In the main the backtracking function is then called with backtracking(0, ...), where the 0 signals that we have done no progress yet towards a full solution. The partial solution is still empty.

Common error(s)

• Trying to do more than one check in the if condition of the base case. This will likely result in some unwanted execution, for instance entering in the else for k > base case and perhaps going out the range of a vector.

• Assuming that the base case is k=0. This is not. The base case of the recursion is when we have a full solution. k=0 is signaling the opposite, the partial solution is empty, we have not made yet any progress towards a full solution.

• In the inductive case (the else), trying to update k with ++k or updating other quantities in the same way instead of calling backtracking(k+1, ...).

• In the inductive case (the else), not assuming you already have a partial solution up to k-1, and therefore trying to compute it again, typically with some for loop.

• If the backtracking is used to enumerate all possible solutions to a problem, a common theme is to mark as used some objects before calling backtracking(k+1, ...) to disallow using them in the future. A common error is forgetting to undo the marking as used of the objects after the call to backtracking(k+1, ...). This will result in exploring only one possible branch (one way of extending partial solutions). This might lead or not to a full solution.

Jutge exercises

In this lab we consider the following Jutge exercises.
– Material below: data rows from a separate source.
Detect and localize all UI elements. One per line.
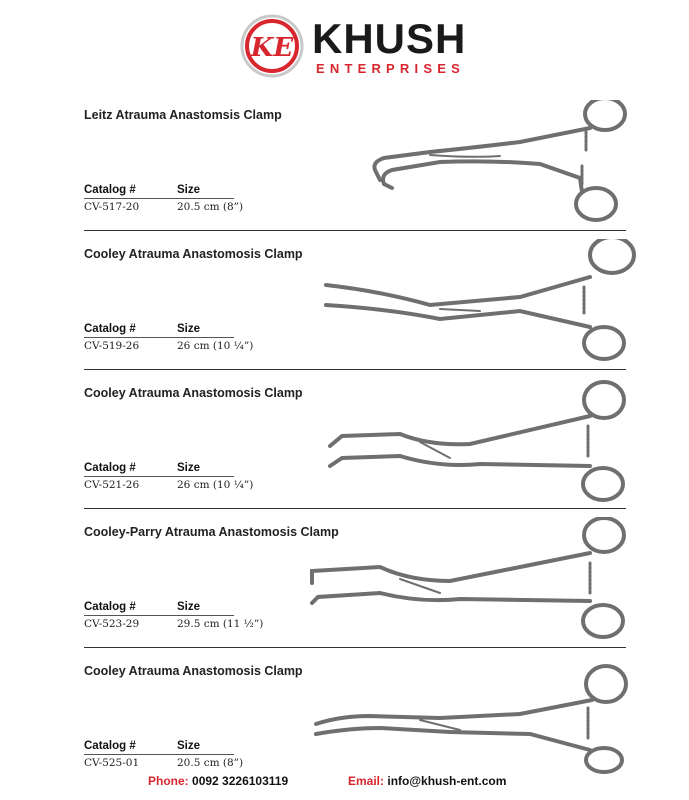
clamp-image	[0, 378, 689, 516]
brand-subtitle: ENTERPRISES	[316, 61, 465, 76]
catalog-number: CV-523-29	[84, 618, 140, 630]
product-name: Cooley-Parry Atrauma Anastomosis Clamp	[84, 525, 339, 539]
product-card	[0, 100, 689, 238]
clamp-image	[0, 100, 689, 238]
size-header: Size	[177, 462, 201, 474]
clamp-image	[0, 656, 689, 776]
section-divider	[84, 647, 626, 648]
catalog-number: CV-519-26	[84, 340, 140, 352]
section-divider	[84, 230, 626, 231]
size-header: Size	[177, 740, 201, 752]
catalog-number: CV-521-26	[84, 479, 140, 491]
logo-emblem	[240, 14, 304, 78]
email-address: info@khush-ent.com	[387, 774, 507, 788]
contact-footer	[0, 774, 689, 792]
phone-number: 0092 3226103119	[192, 774, 289, 788]
product-name: Leitz Atrauma Anastomsis Clamp	[84, 108, 282, 122]
phone-contact	[148, 774, 288, 788]
phone-label: Phone:	[148, 774, 189, 788]
product-name: Cooley Atrauma Anastomosis Clamp	[84, 386, 303, 400]
catalog-header: Catalog #	[84, 323, 136, 335]
size-value: 29.5 cm (11 ½”)	[177, 618, 264, 630]
product-name: Cooley Atrauma Anastomosis Clamp	[84, 664, 303, 678]
section-divider	[84, 369, 626, 370]
product-card	[0, 239, 689, 377]
size-value: 20.5 cm (8”)	[177, 201, 244, 213]
product-card	[0, 517, 689, 655]
section-divider	[84, 508, 626, 509]
catalog-header: Catalog #	[84, 601, 136, 613]
email-contact	[348, 774, 506, 788]
size-header: Size	[177, 601, 201, 613]
logo-mark-text: KE	[250, 33, 294, 63]
clamp-image	[0, 517, 689, 655]
brand-logo	[240, 14, 467, 80]
email-label: Email:	[348, 774, 385, 788]
product-name: Cooley Atrauma Anastomosis Clamp	[84, 247, 303, 261]
size-header: Size	[177, 323, 201, 335]
catalog-number: CV-517-20	[84, 201, 140, 213]
size-value: 20.5 cm (8”)	[177, 757, 244, 769]
size-value: 26 cm (10 ¼”)	[177, 340, 254, 352]
catalog-header: Catalog #	[84, 462, 136, 474]
size-value: 26 cm (10 ¼”)	[177, 479, 254, 491]
product-card	[0, 378, 689, 516]
catalog-header: Catalog #	[84, 184, 136, 196]
size-header: Size	[177, 184, 201, 196]
catalog-number: CV-525-01	[84, 757, 140, 769]
catalog-header: Catalog #	[84, 740, 136, 752]
brand-title: KHUSH	[312, 15, 467, 62]
clamp-image	[0, 239, 689, 377]
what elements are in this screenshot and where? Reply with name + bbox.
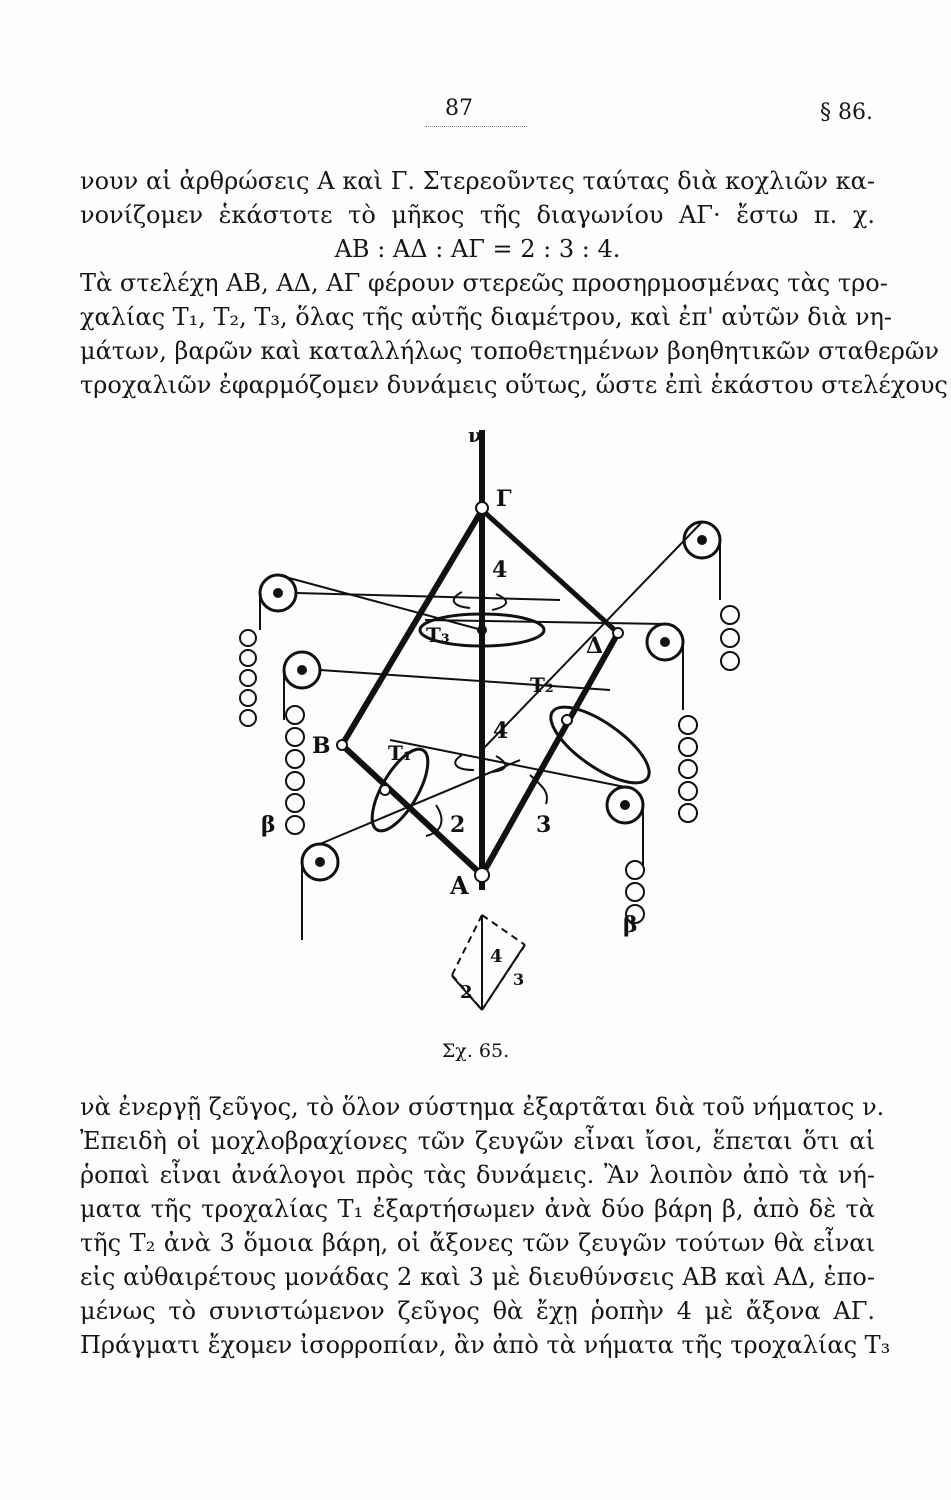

• P12828 Zeros and ones (1) 🔶
  
• P45965 Zeros and ones (2)
• P69348 From one to en (1)
• P24674 Permutations of words 🔶
  
• P16415 Queens (1) (see Algorismes en C++ \rightarrow Chapter 6: Backtracking) ❗
• P17921 Queens (2)
• P38211 Queens (3)
• P49889 Consonants and vowels 🔶
  
• P62113 Two coins of each kind (1) 🔶

Suggested workflow

Once you have chosen a problem to solve, download the .zip archive of the problem and unzip it. In the obtained folder there are:

• a file .pdf with the official problem statement
• one or more text files with examples of input sample.inp
• the corresponding correct outputs sample.cor

Step 1: Getting the C++ code to compile

After creating a C++ source file to solve the problem, compile it with g++ -std=c++11.

Common error(s)

Not using the flag -std=c++11.

Possible useful flags are -Wall -Wextra -Wno-overflow -Wpedantic -Werror -D_GLIBCXX_DEBUG

Step 2: Testing testing testing

Test the executable file obtained on the given example(s), for instance with ./a.out < sample.inp > output. Also, test your code against simple/trivial inputs, e.g. a graph with no-edges.

Common error(s)

Writing the input by hand.
Not checking the exact formatting of the output.

To see whether the output is the same as sample.cor a way is to use diff output sample.cor

Step 3: Submitting the solution to the Jutge

Once the code compiles and on the given samples it gives the correct output submit it to the Jutge for automatic evaluation.

Common error(s)

Sending to the Jutge code that was not even compiled locally.
Not checking if the output was correct on the given inputs.

Step 4: I’m stuck. What can I do?

You are “stuck” on a problem if you spent around 1 hour trying to solve it but still the Jutge is rejecting your solution.

Possible approaches to getting “un-stuck” are:

• do not think about that problem for some time and come back to your code with fresh eyes

• look again at the theory

• try to explain your code to another student

• ask for hints, e.g. by email. Be specific on the type of help you need. Include in the email the code of your approach.

From this block of exercises, in class we solve together the ones marked with 🔶. They are the same as the one listed below.¹

Remember that for any doubt on the exercises you can ask me by email too until 6 days before the lab exam.

Footnotes

1. Recall that ❗ marks possibly harder problems.